Большинство людей нуждается в поощрениях, хоть маленьких, повседневных радостях. Большие характеры закаляются невзгодами. Вот такой большой характер и вступает в нашу литературную жизнь как пример подражания, как требование совести, как судья времени.
Вот главный вывод, главная радость.
В литературу русскую рукопись Надежды Яковлевны вступает как оригинальное, свежее произведение. Расположение глав необычайно удачное. Хронологическая канва, переплетенная то с историко-философскими экскурсами, то с бытовыми картинками, то с пронзительными, отчетливыми и верными портретами, — в которых нет ни тени личной обиды.
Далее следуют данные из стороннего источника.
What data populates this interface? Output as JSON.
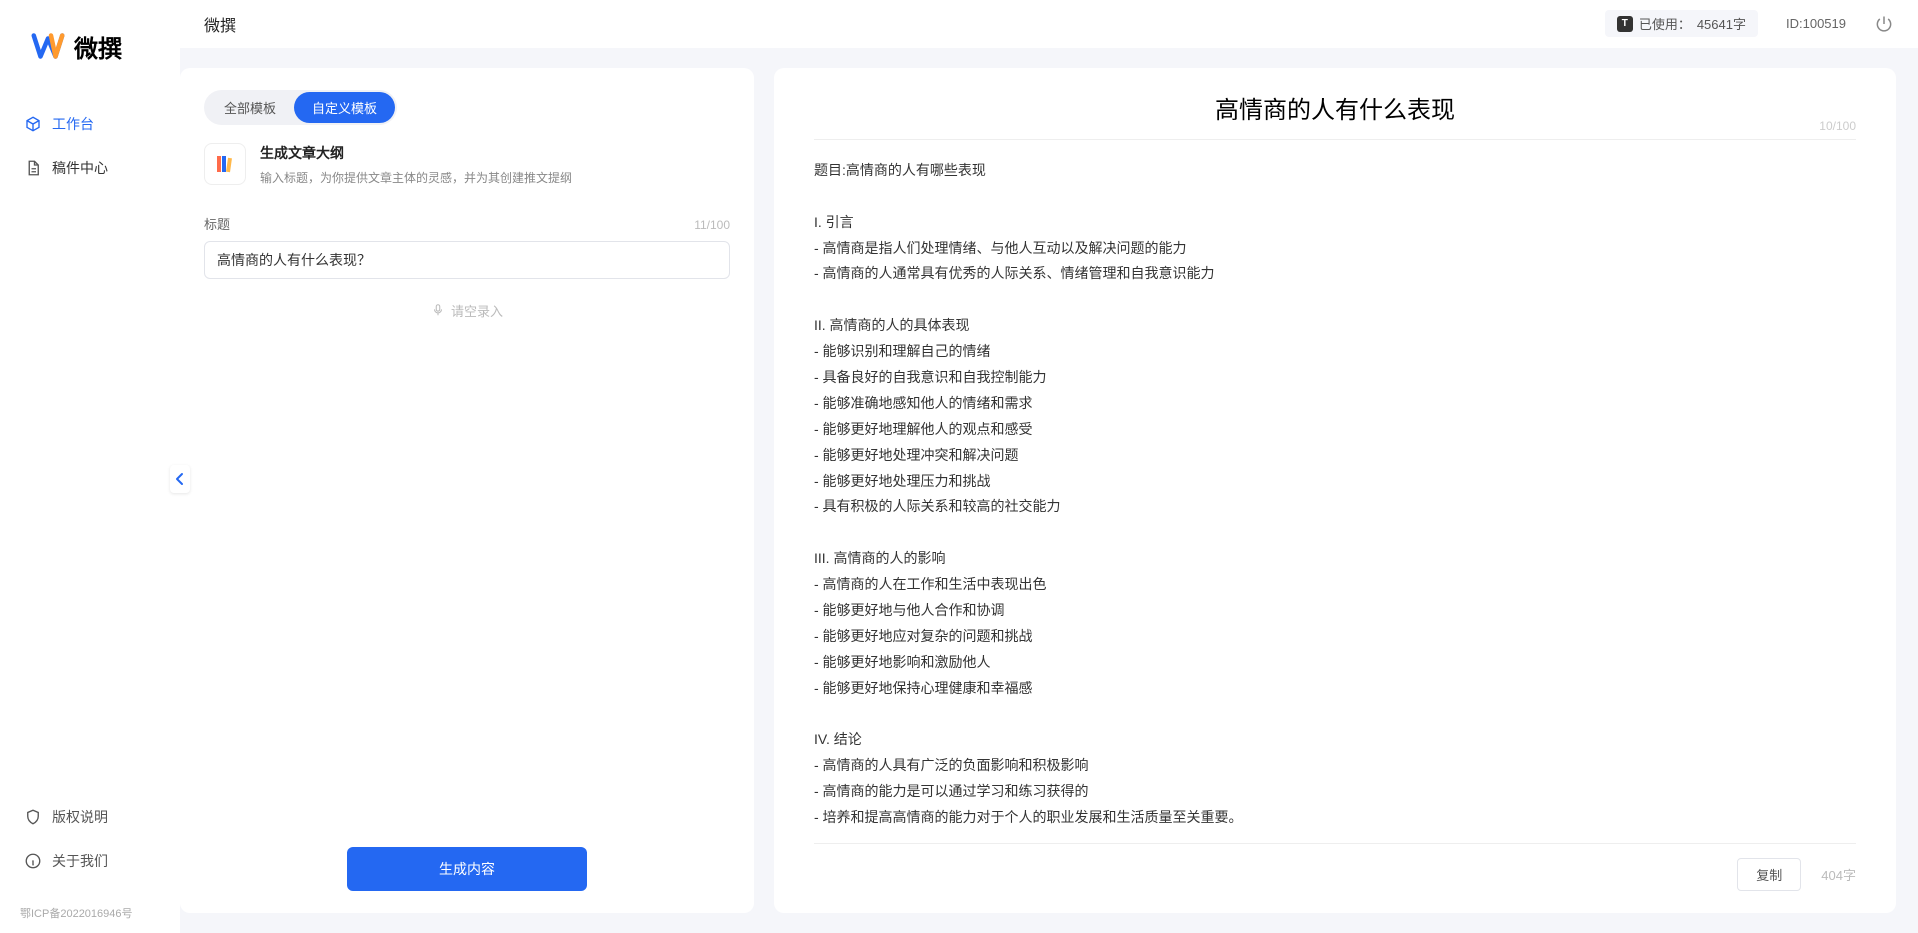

Вся рукопись, вся концепция рукописи выше личных обид и, стало быть, значительней, важнее. Полемические выпады сменяются характеристиками времени, а целый ряд глав по психологии творчества представляет исключительный интерес по своей оригинальности, где пойманы, наблюдены, оценены тончайшие оттенки работы над стихом. Высшее чудо на свете — чудо рождения стихотворения — прослежено здесь удивительным образом. Тем более рельефно все это выглядит, что это изучение поэтической работы стало возможным поневоле — трагическая бесквартирность стоит за каждым наблюдением, и рассказано об этом так, что хватает за душу. Вполне профессиональный разговор ведется так, что слезы подступают к горлу. Поблагодарите автора, Наталья Ивановна, за это главное особо.
Вернемся к рукописи. Что главное здесь, по моему мнению? Это — судьба русской интеллигенции. Надежда Яковлевна не прошла мимо омерзительного выпада Ильфа и Петрова в «Двенадцати стульях». Пошлость была спущена с цепи, чтобы оплевать самое ценное в русском обществе; интеллигенция не умрет, как не умрет жизнь, как не умрет искусство. Искусство, мысль, талант бессмертны. Убить всех нельзя. Трагедия русской интеллигенции показана Надеждой Яковлевной рельефно и точно. Да, так в 20-е годы начинался, примерно, террор, а моральное растление было внесено еще раньше. Лучшие нравственные силы России, ее лучшие люди гибли поколение за поколением. Но как ни убивают, убить всех нельзя.
В высшей степени впечатляющие картины растления общества — шпиономания, которая пронизывает книгу, все ее 500 страниц. И это верно, Наталья Ивановна. Так все это и было. Здесь нет никакого преувеличения. Доносы, рожденные страхом, стремление по каждому поводу требовать разрешения свыше...
В рукописи много выразительных характеристик, вроде суждения «я пролежала всю мою жизнь».
Рукопись эта — славословие религии, единственной религии, которую исповедует автор, — религии поэзии, религии искусства. Поэтическое начало в высшей степени обусловливает здесь эстетическое, хотя, разумеется, корни — в этике заветов 19-го века. Это славословие религии достигается без всякой мистики, что особенно приятно и удивительно.
Я — человек, не имеющий религиозного чувства, хотя и признающий его полезность в смысле общественной и личной морали.
Рукопись лишена всякой условной опоры, она твердо стоит на земле. Это от акмеизма, наверное; мистической акции символистов акмеисты дали решительный бой. И Анна Андреевна, и Надежда Яковлевна несут свою земную веру через всю жизнь, многие десятилетия.
В рукописи нет лишних слов, все сказано экономно и дельно. А в тех словах, где автор говорит о самом для себя дорогом, самом заветном, слышен и еще один человеческий голос. И я узнаю этот голос и радуюсь.
Я очень хорошо представляю себе и Чердынь, и Воронеж — и вижу все костры, где жила Надежда Яковлевна и Осип Эмильевич. Героическая роль Надежды Яковлевны в этих сражениях с жизнью мне ясна. Есть мнение, что, близко соприкасаясь с живой жизнью, с бытом, Осип Мандельштам вел с ним борьбу с помощью книжного щита, щита, а не меча. Это не книжный щит, а щит культуры, да и не щит, а меч. И это показано в рукописи Н. Я.